Arlington officials say they hope the project will transform Rosslyn, a commuter-clogged suburb crammed with outdated boxy buildings, into a modern development that would attract more tourism. They gave the project a unanimous nod in defiance of the Federal Aviation Administration, which called it a possible threat to air safety for jets flying in and out of Reagan National Airport. The FAA could still block the project.
The pair of high-rises -- one 31 stories tall, the other 30 -- would be built by Maryland-based development firm JBG Cos. The taller of the two structures, at 388 feet high, would be 76 feet higher than the silver towers that now scrape the sky over Arlington, including one best known as the former USA Today headquarters.

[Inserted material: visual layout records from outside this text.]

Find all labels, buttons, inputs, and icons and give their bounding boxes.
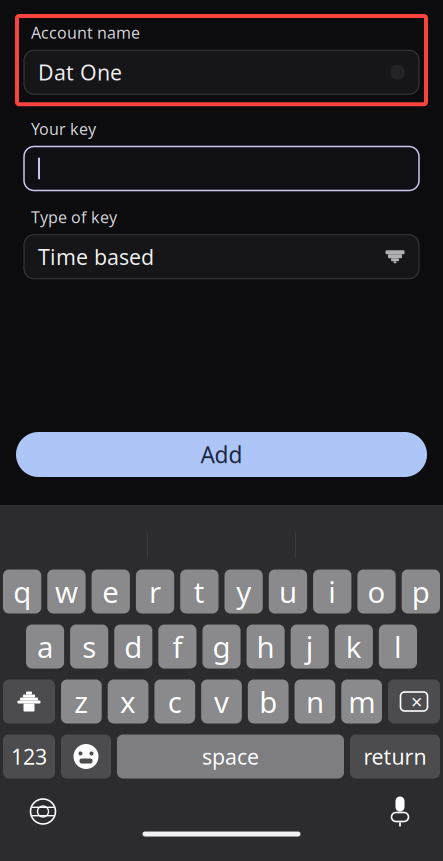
staticText: m [348, 682, 375, 721]
button[interactable]: x [108, 680, 148, 724]
staticText: e [102, 572, 119, 611]
staticText: Your key [31, 118, 96, 139]
button[interactable]: z [61, 680, 102, 724]
button[interactable]: r [136, 570, 174, 614]
staticText: q [13, 572, 31, 611]
button[interactable] [24, 146, 419, 190]
button[interactable]: Dictation [377, 790, 423, 832]
button[interactable]: e [92, 570, 130, 614]
staticText: p [412, 572, 430, 611]
staticText: i [328, 572, 336, 611]
button[interactable]: y [224, 570, 263, 614]
staticText: Type of key [31, 206, 117, 228]
staticText: 123 [11, 742, 47, 771]
button[interactable]: d [114, 624, 152, 668]
staticText: return [364, 742, 426, 771]
button[interactable]: Add [16, 432, 427, 477]
staticText: l [394, 627, 402, 666]
button[interactable]: j [291, 624, 329, 668]
staticText: n [306, 682, 324, 721]
staticText: v [214, 682, 229, 721]
button[interactable]: m [341, 680, 382, 724]
staticText: d [124, 627, 142, 666]
button[interactable]: t [180, 570, 218, 614]
button[interactable]: Dat One [24, 50, 419, 94]
button[interactable]: 123 [3, 734, 55, 778]
staticText: Add [200, 439, 242, 470]
button[interactable]: space [117, 734, 344, 778]
staticText: x [120, 682, 136, 721]
staticText: s [82, 627, 96, 666]
staticText: u [279, 572, 297, 611]
staticText: f [172, 627, 182, 666]
button[interactable]: f [158, 624, 196, 668]
staticText: Time based [38, 243, 154, 271]
staticText: × [411, 688, 422, 715]
button[interactable]: v [201, 680, 242, 724]
staticText: h [257, 627, 275, 666]
button[interactable]: i [313, 570, 351, 614]
staticText: a [37, 627, 53, 666]
button[interactable]: b [248, 680, 289, 724]
staticText: z [74, 682, 88, 721]
button[interactable]: Next keyboard [20, 790, 66, 832]
button[interactable]: k [335, 624, 373, 668]
button[interactable]: n [295, 680, 335, 724]
button[interactable]: o [357, 570, 396, 614]
button[interactable]: return [350, 734, 440, 778]
staticText: w [55, 572, 78, 611]
button[interactable]: Shift [3, 680, 55, 724]
staticText: Account name [31, 22, 140, 43]
button[interactable]: a [26, 624, 64, 668]
button[interactable]: Emoji [61, 734, 111, 778]
staticText: Dat One [38, 58, 122, 86]
button[interactable]: q [3, 570, 41, 614]
button[interactable]: u [269, 570, 307, 614]
button[interactable]: l [379, 624, 417, 668]
staticText: t [194, 572, 205, 611]
staticText: k [346, 627, 362, 666]
button[interactable]: g [202, 624, 240, 668]
button[interactable]: Time based [24, 235, 419, 279]
staticText: g [212, 627, 230, 666]
staticText: b [259, 682, 277, 721]
staticText: o [368, 572, 386, 611]
staticText: space [202, 742, 259, 771]
button[interactable]: w [47, 570, 86, 614]
button[interactable]: c [154, 680, 195, 724]
staticText: c [168, 682, 182, 721]
staticText: y [236, 572, 251, 611]
button[interactable]: h [247, 624, 285, 668]
button[interactable]: p [402, 570, 440, 614]
button[interactable]: Delete [388, 680, 440, 724]
button[interactable]: s [70, 624, 108, 668]
staticText: j [306, 627, 314, 666]
staticText: r [149, 572, 161, 611]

The new buildings -- bounded by North Lynn Street, Wilson Boulevard, North Moore Street and 19th Street -- would be within a few blocks of Key Bridge, which spans the Potomac River between the county and Georgetown. One high-rise would be a residential building with 350 units; the other, an office tower with an observation deck offering unparalleled views of the District.
"It will become Rosslyn's main attraction," said Jim Pebley, an Arlington planning commissioner. "It will beat anything else in the capital, including the Washington monument. It will be where you take your folks when they come to visit."

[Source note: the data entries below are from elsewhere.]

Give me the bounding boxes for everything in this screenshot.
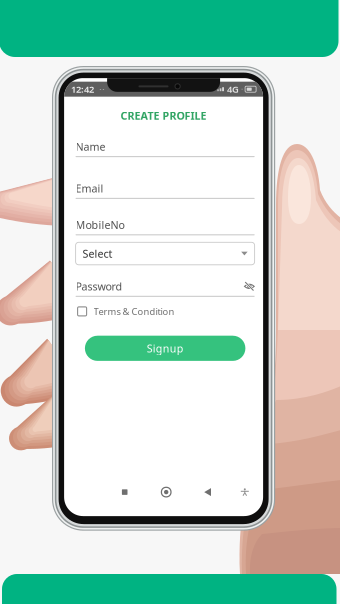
button[interactable]: Recent apps bbox=[114, 483, 136, 501]
button[interactable]: Accessibility bbox=[234, 483, 256, 501]
staticText: Name bbox=[76, 140, 106, 154]
button[interactable]: Signup bbox=[85, 336, 245, 361]
staticText: Signup bbox=[147, 341, 184, 355]
staticText: MobileNo bbox=[76, 218, 125, 232]
button[interactable]: MobileNo bbox=[76, 217, 255, 235]
button[interactable]: Select bbox=[76, 242, 255, 265]
staticText: Terms & Condition bbox=[94, 305, 175, 318]
staticText: Select bbox=[83, 246, 113, 261]
staticText: 12:42 bbox=[71, 83, 94, 95]
button[interactable]: Terms & Condition bbox=[78, 305, 257, 318]
staticText: Email bbox=[76, 181, 104, 196]
button[interactable]: Email bbox=[76, 181, 255, 199]
button[interactable]: Home bbox=[155, 483, 177, 501]
staticText: ·· bbox=[99, 82, 105, 96]
button[interactable]: Password bbox=[76, 279, 255, 297]
staticText: CREATE PROFILE bbox=[121, 108, 207, 123]
staticText: Password bbox=[76, 279, 123, 293]
button[interactable]: Name bbox=[76, 139, 255, 157]
button[interactable]: Back bbox=[197, 483, 219, 501]
staticText: 4G bbox=[227, 83, 239, 95]
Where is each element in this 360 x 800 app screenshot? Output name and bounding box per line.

The project represents Arlington's latest effort to revitalize its Rosslyn office core, which was densely developed in the 1960s. In subsequent years, development leapfrogged Rosslyn for points farther south and west.

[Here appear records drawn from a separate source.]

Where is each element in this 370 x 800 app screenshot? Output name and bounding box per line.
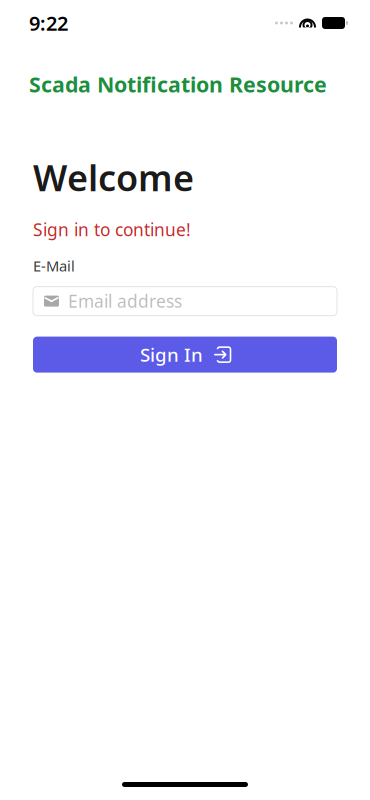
button[interactable]: Sign In <box>33 337 337 373</box>
staticText: Welcome <box>33 153 194 201</box>
staticText: Sign in to continue! <box>33 218 191 241</box>
staticText: E-Mail <box>33 256 75 276</box>
staticText: Sign In <box>140 342 203 367</box>
staticText: Scada Notification Resource <box>29 70 327 98</box>
staticText: 9:22 <box>29 10 68 36</box>
staticText: Email address <box>68 290 182 313</box>
button[interactable]: Email address <box>33 287 337 316</box>
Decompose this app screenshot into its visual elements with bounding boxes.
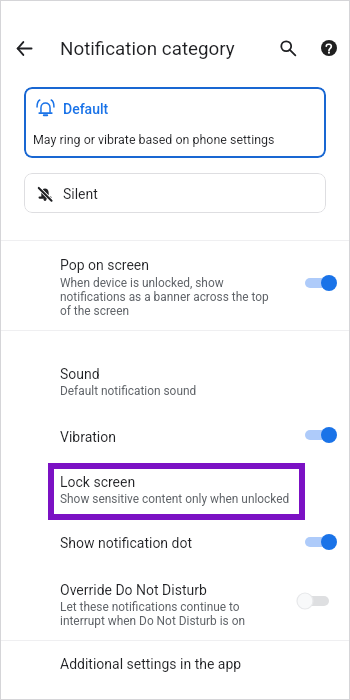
button[interactable]: Help (313, 32, 345, 64)
staticText: Sound (60, 366, 100, 382)
button[interactable]: On (302, 424, 338, 446)
staticText: Override Do Not Disturb (60, 582, 207, 598)
button[interactable]: Show notification dot (0, 532, 350, 552)
staticText: Let these notifications continue to inte… (60, 600, 245, 628)
button[interactable]: Vibration (0, 426, 350, 446)
staticText: Additional settings in the app (60, 656, 242, 672)
button[interactable]: On (302, 531, 338, 553)
button[interactable]: Override Do Not Disturb (0, 579, 350, 599)
staticText: Vibration (60, 429, 116, 445)
button[interactable]: Pop on screen (0, 254, 350, 274)
button[interactable]: Additional settings in the app (0, 653, 350, 673)
staticText: Default (63, 101, 109, 117)
button[interactable]: Default (24, 87, 326, 158)
button[interactable]: Sound (0, 363, 350, 383)
button[interactable]: Off (302, 590, 338, 612)
staticText: Show sensitive content only when unlocke… (60, 492, 290, 506)
staticText: Notification category (60, 38, 235, 60)
staticText: Show notification dot (60, 535, 193, 551)
button[interactable]: Lock screen (0, 471, 350, 491)
staticText: Lock screen (60, 474, 136, 490)
staticText: When device is unlocked, show notificati… (60, 276, 269, 318)
button[interactable]: Search (272, 32, 304, 64)
button[interactable]: On (302, 272, 338, 294)
staticText: Silent (63, 186, 98, 202)
staticText: Pop on screen (60, 257, 149, 273)
staticText: May ring or vibrate based on phone setti… (33, 132, 275, 147)
button[interactable]: Back (8, 32, 40, 64)
staticText: Default notification sound (60, 384, 197, 398)
button[interactable]: Silent (24, 173, 326, 213)
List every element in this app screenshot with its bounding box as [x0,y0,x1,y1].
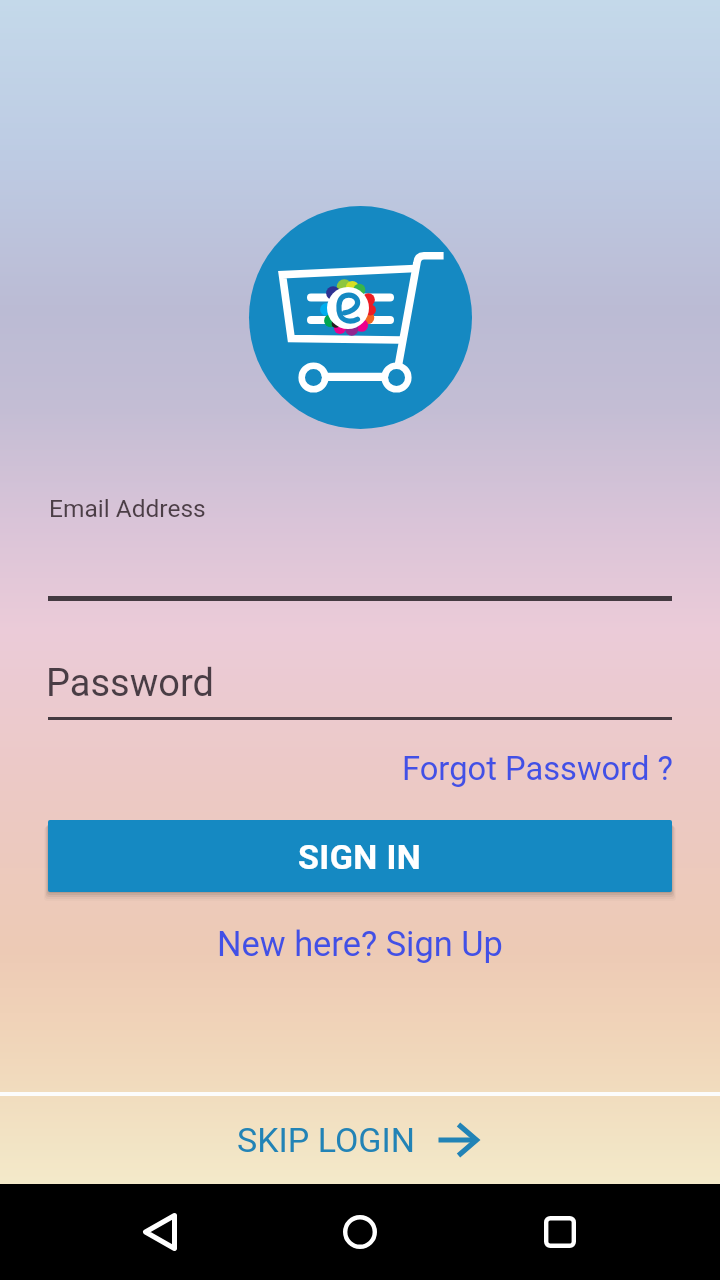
button[interactable]: Recent apps [520,1184,600,1280]
button[interactable]: Home [320,1184,400,1280]
staticText: SIGN IN [298,837,422,877]
staticText: Email Address [49,494,206,523]
staticText: New here? Sign Up [217,924,503,964]
button[interactable]: SIGN IN [48,820,672,892]
button[interactable]: SKIP LOGIN [0,1096,720,1184]
staticText: Password [46,661,214,706]
button[interactable]: Back [120,1184,200,1280]
staticText: SKIP LOGIN [237,1120,415,1160]
staticText: Forgot Password ? [402,750,673,788]
button[interactable]: Forgot Password ? [394,747,681,791]
button[interactable]: New here? Sign Up [209,920,511,968]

Now, with the housing market sagging, pulling down real-estate assessments, many local governments are looking for new sources of revenue. County Chairman Paul Ferguson made a point of stressing that the development was expected to generate $3 million a year in tax assessments.
Some business owners have begun marketing Rosslyn as "Manhattan on the Potomac."
But the FAA ruled in November 2006 that the taller office tower could be a "presumed hazard" for aircraft approaching National. JBG has appealed the FAA evaluation, noting that the agency previously approved the residential tower, and is awaiting a final decision.
"We think the chances are good" that FAA officials will rule favorably, said Kathleen Webb, a principal with JBG. Arlington will not issue final building permits unless the FAA accepts the height, she said.
During yesterday's meeting, Arlington officials pressured JBG executives to provide free admittance to the observation deck to county residents two days a week. Initially, no one would be charged admission, but following that initial period, non-county residents would be.
How much isn't clear. A planning department document suggested $3 a person, but officials were told that other sights offering spectacular vistas, such as the Empire State Building in New York and the Sears Tower in Chicago, also privately owned, charge as much as $15.